Acara sekolah begitu ramai.

Setelah selesai liburan semester, kini mereka mengadakan acara pentas seni tepat di semester baru. Panitia OSIS juga sibuk sana-sini mempersiapkan rundown, properti, guest star, dan banyak hal lain. SMA Gelora Bangsa selalu memiliki gebrakan baru di setiap acara mereka. Beberapa sekolah lain juga ikut memeriahkan acara mereka sebagai bentuk ikatan persaudaraan.

Juga sebagai salah satu alasan Alaska memilih pulang lebih awal dari Singapore. Kepala sekolah mereka meminta Alaska sebagai perwakilan murid berprestasi di bidang fotografi untuk maju dan dokumentasi bersama bapak gubernur. Padahal mama sudah memaksanya untuk mencari teman yang lain saja. Lagian alasan Alaska tetap kekeuh pulang ke Indonesia juga karena dia malas saja. Selain sedang sibuk mengurus portofolio, Alaska juga sibuk mengurus studio kecilnya sendiri.

Sesi foto sudah berlangsung sejak tadi. Murid-murid berprestasi memang dipanggil untuk diajak foto bersama. Banyak guru-guru yang mengucap banyak selamat atas keberhasilan mereka hingga sampai di kancah internasional karena tentu saja sebagai faktor untuk mempertahankan akreditas sekolah. Teman-temannya juga banyak mengucapkan pujian, apalagi gadis-gadis yang diam-diam suka membicarakan Alaska yang cuek sekali tapi begitu manis. Sebenarnya banyak dari mereka yang takut, tapi tidak dipungkiri mereka menyukai Alaska.

Begitu pula dengan Karel.

Lelaki itu banyak mendapat pujian dan salam cinta dari gadis-gadis di sekolah sebagai kapten basket paling keren. Kemenangan yang mereka bawa tentu saja menjadikannya lebih banyak penggemar.
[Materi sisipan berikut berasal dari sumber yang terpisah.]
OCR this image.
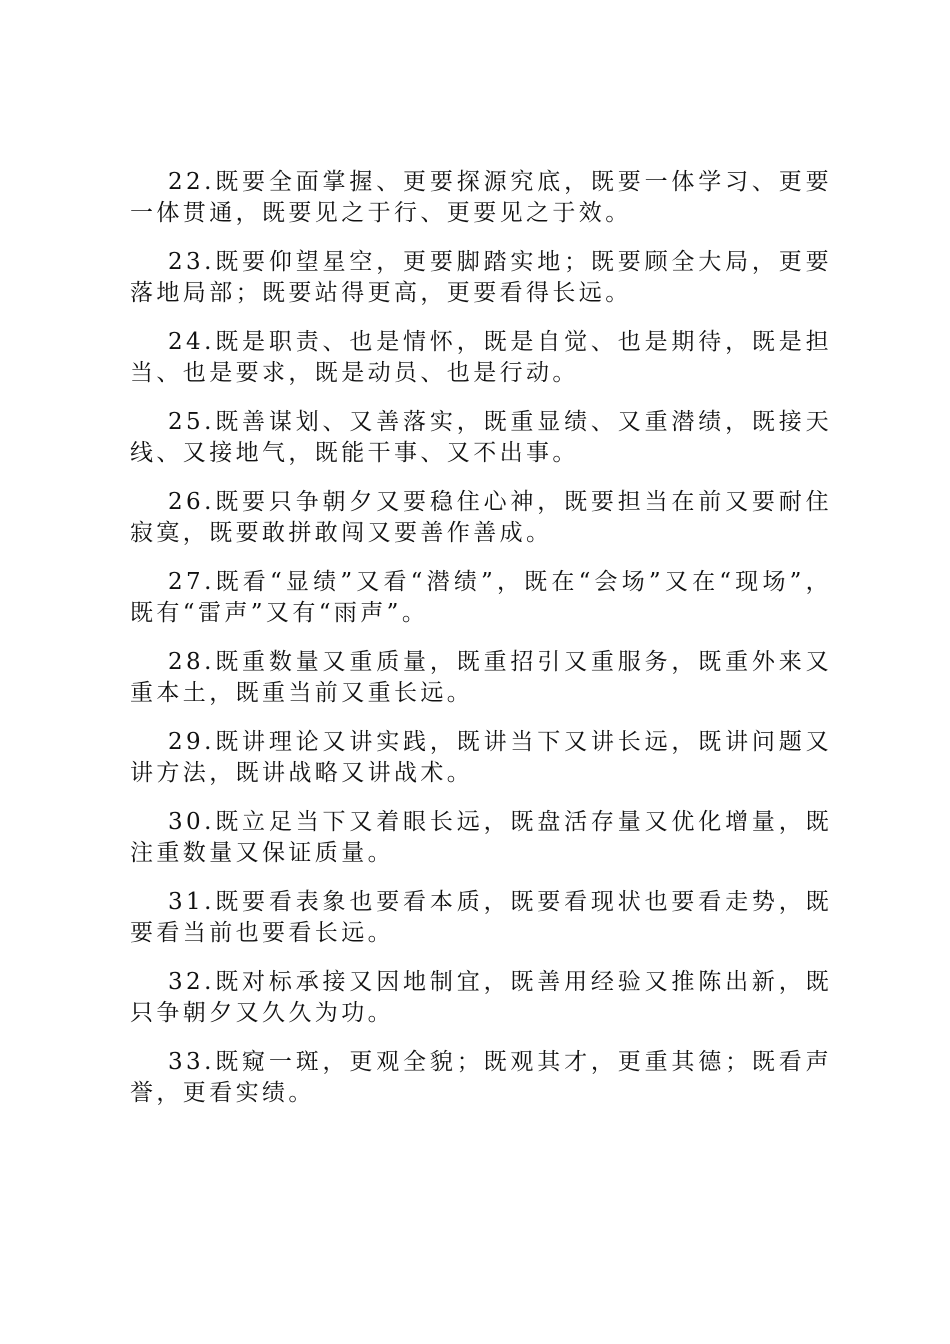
22.既要全面掌握、更要探源究底，既要一体学习、更要一体贯通，既要见之于行、更要见之于效。

23.既要仰望星空，更要脚踏实地；既要顾全大局，更要落地局部；既要站得更高，更要看得长远。

24.既是职责、也是情怀，既是自觉、也是期待，既是担当、也是要求，既是动员、也是行动。

25.既善谋划、又善落实，既重显绩、又重潜绩，既接天线、又接地气，既能干事、又不出事。

26.既要只争朝夕又要稳住心神，既要担当在前又要耐住寂寞，既要敢拼敢闯又要善作善成。

27.既看“显绩”又看“潜绩”，既在“会场”又在“现场”，既有“雷声”又有“雨声”。

28.既重数量又重质量，既重招引又重服务，既重外来又重本土，既重当前又重长远。

29.既讲理论又讲实践，既讲当下又讲长远，既讲问题又讲方法，既讲战略又讲战术。

30.既立足当下又着眼长远，既盘活存量又优化增量，既注重数量又保证质量。

31.既要看表象也要看本质，既要看现状也要看走势，既要看当前也要看长远。

32.既对标承接又因地制宜，既善用经验又推陈出新，既只争朝夕又久久为功。

33.既窥一斑，更观全貌；既观其才，更重其德；既看声誉，更看实绩。
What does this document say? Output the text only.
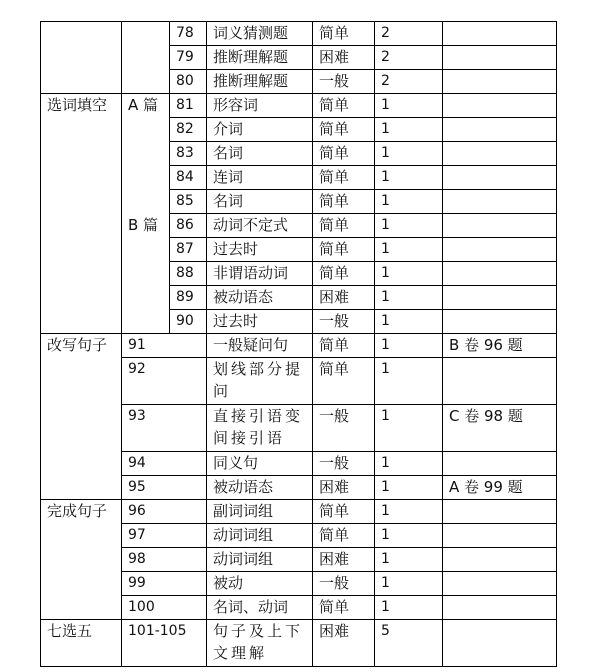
		78	词义猜测题	简单	2	
		79	推断理解题	困难	2	
		80	推断理解题	一般	2	
选词填空	A 篇	81	形容词	简单	1	
		82	介词	简单	1	
		83	名词	简单	1	
		84	连词	简单	1	
		85	名词	简单	1	
	B 篇	86	动词不定式	简单	1	
		87	过去时	简单	1	
		88	非谓语动词	简单	1	
		89	被动语态	困难	1	
		90	过去时	一般	1	
改写句子	91		一般疑问句	简单	1	B 卷 96 题
	92		划线部分提问	简单	1	
	93		直接引语变间接引语	一般	1	C 卷 98 题
	94		同义句	一般	1	
	95		被动语态	困难	1	A 卷 99 题
完成句子	96		副词词组	简单	1	
	97		动词词组	简单	1	
	98		动词词组	困难	1	
	99		被动	一般	1	
	100		名词、动词	简单	1	
七选五	101-105		句子及上下文理解	困难	5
Begitu banyak hadiah, coklat, beberapa jajanan sampai followers Instagram yang semakin melejit. Karel hanya menanggapi mereka dengan senyuman ramah. Teriakan lebay semakin menjadi-jadi saja, mungkin karena senyuman Karel yang dipadukan dengan outfit-nya hari ini. Siapa yang tidak terpesona melihat kaus hitamnya dibalut track jacket dan topi hitam di atas kepala Karel? Fiuh.

"Kuy makan. Jajan dulu bisa kali?" Zidan tiba-tiba datang merangkul Alaska yang sudah selesai dengan sesi fotonya. Sekarang panggung diisi dengan tarian tradisional dari jurusan Bahasa.

"Bener, sob. Laper banget, gila. Gue belum sarapan." Salah satu teman mereka, Faris, juga ikut nimbrung. Kalau Faris ini termasuk cowok aneh, sih. Dia dari jurusan Bahasa tapi lebih sering nangkring di gedung IPA bersama Zidan and his friend. Jurusan Bahasa tapi lebih hapal astronomi, kuantum, hukum newton ketimbang membedakan konotatif dan denotatif di kelas.

"Udah nggak laper. Kalian aja," jawab Alaska. Kemudian mendecak sebal ketika Zidan mencubit pipinya.

"Halah, sok-sokan. Cepet dah, ayok." Tanpa babibu, Zidan langsung menggeret Alaska yang sudah tidak bertenaga melawan. Cowok itu tertawa-tawa melihat wajah sebal Alaska. Kadang-kadang dia gemas melihat wajah sahabatnya itu. Wajah kesal Alaska justru terlihat lebih lucu.

Alaska hanya pasrah ketika menemani Zidan menjelajahi setiap stan jajanan dan makanan, juga minuman. Cowok tukang makan itu bahkan tidak bosan mencobai satu-satu setiap stan di sana. Kadang Faris juga menjahilinya tapi Alaska sedang tidak bertenaga untuk mengomel.

Suara-suara gemaan acara pensi perlahan meredup ketika Alaska memasuki ruang studionya dan menutup rapat. Menyalakan lampu temaram hingga beberapa foto yang baru digantung terlihat terang di bawah sinar kecil. Seperti yang pernah dikatakan dulu, Alaska merasa jika merangkai foto-foto dari kamera analog melalui serangkaian manual adalah salah satu bentuk dari healing-nya. Meski dia punya belasan kamera canggih keluaran terbaru, serangkaian dari cuci foto tidak pernah Alaska tinggalkan. Karena dia rasa, ada makna tersendiri ketika mengolahnya satu-satu.

Suara pintu terketuk. Cowok itu agak berdecak. Dia yakin Zidan pasti sedang ingin mengisenginya lagi, maka dari itu ia mengabaikan.

Tapi ketukannya semakin bertambah, keras dan agak memaksa. Alaska menghela napas kasar, lalu membuka kunci dan menarik pintu.